Within a few months after Mrs. Brown’s death, the pro-UT trustees prevailed; less than a year after Carolyn’s death, it was announced that the money would go toward a new UT student center. Brown’s fortune had eroded a bit, in allowances and settlements and a wide range of legal and accounting and bank fees, and was now just under $1.5 million. They built what was then UT’s biggest building with almost exactly the amount of money available from the Brown estate.
Attorney DeWitt, one of the few people Carolyn P. Brown had reason to trust—he did everything, for years, pro bono—wrote some about his most perplexing case.

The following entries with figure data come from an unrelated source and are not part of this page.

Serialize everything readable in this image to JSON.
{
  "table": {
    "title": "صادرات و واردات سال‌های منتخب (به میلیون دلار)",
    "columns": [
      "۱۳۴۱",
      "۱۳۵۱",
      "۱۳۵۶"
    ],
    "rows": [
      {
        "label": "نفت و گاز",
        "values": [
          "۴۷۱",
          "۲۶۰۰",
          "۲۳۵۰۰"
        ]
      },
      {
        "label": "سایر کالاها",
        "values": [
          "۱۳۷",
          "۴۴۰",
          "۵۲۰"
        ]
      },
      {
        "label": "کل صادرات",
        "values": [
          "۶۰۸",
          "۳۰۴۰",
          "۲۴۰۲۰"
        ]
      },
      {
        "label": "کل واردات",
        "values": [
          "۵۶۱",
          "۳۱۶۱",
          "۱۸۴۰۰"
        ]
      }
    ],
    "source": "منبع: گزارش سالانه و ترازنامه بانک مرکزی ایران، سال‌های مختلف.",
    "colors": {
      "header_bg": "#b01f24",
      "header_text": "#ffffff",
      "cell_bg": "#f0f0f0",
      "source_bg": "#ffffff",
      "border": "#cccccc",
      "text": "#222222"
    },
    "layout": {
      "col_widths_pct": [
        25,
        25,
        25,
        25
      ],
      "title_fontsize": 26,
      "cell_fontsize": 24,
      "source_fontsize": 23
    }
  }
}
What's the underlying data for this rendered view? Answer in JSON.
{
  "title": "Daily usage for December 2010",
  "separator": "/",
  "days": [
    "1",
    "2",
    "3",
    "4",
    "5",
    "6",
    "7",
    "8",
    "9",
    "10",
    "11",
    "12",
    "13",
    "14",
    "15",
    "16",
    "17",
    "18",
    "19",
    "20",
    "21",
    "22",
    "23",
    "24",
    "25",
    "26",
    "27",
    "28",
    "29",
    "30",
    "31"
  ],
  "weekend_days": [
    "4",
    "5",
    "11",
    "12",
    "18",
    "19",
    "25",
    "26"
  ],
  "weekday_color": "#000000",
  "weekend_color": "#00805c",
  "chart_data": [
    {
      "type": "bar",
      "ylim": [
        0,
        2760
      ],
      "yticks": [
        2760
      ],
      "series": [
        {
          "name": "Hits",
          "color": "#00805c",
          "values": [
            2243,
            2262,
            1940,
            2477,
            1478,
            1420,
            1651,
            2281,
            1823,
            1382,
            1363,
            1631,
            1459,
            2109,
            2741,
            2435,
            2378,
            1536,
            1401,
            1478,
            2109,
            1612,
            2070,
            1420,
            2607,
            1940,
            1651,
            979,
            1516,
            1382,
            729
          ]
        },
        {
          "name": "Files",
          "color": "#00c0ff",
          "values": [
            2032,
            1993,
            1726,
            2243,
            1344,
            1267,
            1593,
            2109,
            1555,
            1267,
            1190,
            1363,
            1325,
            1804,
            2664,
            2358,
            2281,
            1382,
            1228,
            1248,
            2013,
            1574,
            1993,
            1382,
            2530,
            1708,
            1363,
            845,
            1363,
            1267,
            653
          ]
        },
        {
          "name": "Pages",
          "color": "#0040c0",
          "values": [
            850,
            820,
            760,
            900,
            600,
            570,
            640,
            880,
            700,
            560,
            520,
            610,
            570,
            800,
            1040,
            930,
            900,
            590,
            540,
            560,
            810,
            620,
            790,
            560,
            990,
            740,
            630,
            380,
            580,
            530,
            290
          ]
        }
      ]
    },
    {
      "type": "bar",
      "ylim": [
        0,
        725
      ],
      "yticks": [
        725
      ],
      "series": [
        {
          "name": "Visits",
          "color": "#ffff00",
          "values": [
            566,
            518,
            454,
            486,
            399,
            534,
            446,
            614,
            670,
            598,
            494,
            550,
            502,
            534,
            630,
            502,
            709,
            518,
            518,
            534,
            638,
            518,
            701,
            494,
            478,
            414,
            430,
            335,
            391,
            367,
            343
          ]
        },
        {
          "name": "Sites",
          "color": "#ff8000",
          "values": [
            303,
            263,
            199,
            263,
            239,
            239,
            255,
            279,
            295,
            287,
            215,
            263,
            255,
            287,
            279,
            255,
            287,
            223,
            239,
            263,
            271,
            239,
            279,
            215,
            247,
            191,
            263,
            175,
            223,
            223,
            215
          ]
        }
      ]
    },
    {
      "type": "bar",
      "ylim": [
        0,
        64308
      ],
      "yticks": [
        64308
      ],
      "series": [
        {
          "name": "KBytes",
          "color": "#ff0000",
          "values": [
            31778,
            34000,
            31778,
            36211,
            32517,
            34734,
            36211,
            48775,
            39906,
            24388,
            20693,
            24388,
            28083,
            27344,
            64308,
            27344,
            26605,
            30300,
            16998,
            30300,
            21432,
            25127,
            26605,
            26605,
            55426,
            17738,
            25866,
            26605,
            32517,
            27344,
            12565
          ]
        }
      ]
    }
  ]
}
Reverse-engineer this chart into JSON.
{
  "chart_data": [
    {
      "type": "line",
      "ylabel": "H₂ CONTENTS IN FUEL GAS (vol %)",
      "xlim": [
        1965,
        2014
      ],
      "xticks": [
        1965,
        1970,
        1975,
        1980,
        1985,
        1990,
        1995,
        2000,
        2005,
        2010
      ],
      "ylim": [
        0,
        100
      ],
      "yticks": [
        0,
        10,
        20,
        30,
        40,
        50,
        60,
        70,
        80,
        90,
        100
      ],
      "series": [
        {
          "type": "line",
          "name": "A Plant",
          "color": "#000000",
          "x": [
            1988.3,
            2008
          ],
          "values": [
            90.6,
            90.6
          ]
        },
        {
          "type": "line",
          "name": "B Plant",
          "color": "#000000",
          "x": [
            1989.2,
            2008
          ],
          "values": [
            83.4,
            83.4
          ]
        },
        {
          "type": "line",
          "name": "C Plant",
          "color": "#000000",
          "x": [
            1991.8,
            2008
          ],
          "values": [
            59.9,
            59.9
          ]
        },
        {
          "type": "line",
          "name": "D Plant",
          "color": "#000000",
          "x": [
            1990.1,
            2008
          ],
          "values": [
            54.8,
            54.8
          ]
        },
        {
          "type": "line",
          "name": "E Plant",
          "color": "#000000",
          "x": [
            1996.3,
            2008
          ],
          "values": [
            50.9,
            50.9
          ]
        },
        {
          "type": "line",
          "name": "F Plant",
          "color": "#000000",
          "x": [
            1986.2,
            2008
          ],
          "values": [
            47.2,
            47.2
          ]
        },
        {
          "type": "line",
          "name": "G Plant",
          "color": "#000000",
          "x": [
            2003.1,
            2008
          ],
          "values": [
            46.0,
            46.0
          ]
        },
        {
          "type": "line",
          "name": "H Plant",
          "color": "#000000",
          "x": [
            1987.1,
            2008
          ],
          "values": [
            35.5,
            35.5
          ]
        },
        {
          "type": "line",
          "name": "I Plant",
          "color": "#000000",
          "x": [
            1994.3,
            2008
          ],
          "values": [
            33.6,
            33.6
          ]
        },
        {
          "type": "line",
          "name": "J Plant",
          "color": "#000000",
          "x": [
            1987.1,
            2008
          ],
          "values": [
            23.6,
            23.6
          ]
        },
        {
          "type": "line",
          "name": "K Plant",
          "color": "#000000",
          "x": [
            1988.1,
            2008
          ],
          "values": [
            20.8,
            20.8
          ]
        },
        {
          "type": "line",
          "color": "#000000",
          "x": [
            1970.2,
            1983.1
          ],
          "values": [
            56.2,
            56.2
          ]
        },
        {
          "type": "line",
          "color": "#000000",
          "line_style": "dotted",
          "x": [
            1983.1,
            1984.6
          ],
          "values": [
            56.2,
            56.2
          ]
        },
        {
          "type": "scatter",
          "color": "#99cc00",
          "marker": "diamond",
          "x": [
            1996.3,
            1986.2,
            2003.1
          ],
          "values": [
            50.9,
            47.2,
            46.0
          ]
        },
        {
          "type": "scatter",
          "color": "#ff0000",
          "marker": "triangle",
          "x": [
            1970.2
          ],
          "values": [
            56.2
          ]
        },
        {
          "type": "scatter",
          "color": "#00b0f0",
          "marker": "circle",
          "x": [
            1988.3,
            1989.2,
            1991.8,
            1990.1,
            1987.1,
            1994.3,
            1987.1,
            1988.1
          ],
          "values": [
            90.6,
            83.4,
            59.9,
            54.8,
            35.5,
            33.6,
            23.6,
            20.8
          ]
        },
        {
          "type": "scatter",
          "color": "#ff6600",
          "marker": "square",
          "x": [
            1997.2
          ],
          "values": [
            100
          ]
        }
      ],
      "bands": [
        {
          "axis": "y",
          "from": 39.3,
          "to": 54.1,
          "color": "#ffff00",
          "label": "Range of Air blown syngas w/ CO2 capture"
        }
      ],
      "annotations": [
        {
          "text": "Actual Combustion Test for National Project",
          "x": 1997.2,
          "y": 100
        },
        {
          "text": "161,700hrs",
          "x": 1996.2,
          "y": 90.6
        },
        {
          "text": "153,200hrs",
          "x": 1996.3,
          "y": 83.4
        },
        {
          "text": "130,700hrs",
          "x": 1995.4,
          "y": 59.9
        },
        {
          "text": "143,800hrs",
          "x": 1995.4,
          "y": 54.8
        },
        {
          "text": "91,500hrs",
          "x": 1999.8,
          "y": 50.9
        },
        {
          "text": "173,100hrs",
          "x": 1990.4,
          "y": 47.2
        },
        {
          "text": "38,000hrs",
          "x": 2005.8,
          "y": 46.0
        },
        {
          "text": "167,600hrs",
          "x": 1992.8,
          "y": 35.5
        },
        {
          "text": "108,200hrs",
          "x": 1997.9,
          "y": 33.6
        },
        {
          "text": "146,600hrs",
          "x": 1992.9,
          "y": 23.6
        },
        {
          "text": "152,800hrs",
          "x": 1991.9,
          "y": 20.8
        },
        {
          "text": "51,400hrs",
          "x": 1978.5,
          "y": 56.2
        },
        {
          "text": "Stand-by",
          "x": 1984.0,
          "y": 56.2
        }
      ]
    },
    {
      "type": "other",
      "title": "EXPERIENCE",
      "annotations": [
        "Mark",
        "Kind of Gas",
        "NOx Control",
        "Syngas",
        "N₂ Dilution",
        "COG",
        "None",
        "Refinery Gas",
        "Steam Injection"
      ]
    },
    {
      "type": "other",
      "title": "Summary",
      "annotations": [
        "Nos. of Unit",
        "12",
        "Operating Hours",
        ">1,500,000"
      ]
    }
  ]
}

Going back to his first discussions with John S. Brown in the 1920s, DeWitt remarked, “If I had known what I know at this time, I would have told Mr. Brown to throw his entire fortune into the Tennessee River.”
The original source of John Brown’s wealth was that he had capitalized the production of Weston Fulton’s invention. By a crazy coincidence, Brown’s legacy will be torn down along with Fulton’s only remaining residence, the once-stylish old house on Temple Street, later known as Volunteer Boulevard, that he gave to UT in the late 1920s as a memorial to his son, a UT student killed in a Kingston Pike car wreck. Fulton’s home, where the inventor lived with his family before they moved into the more-famously extravagant mansion on Lyons View, has been used as a construction headquarters for the new student-union project. But it will be torn down along with the student center his close friend John Brown never knew he endowed.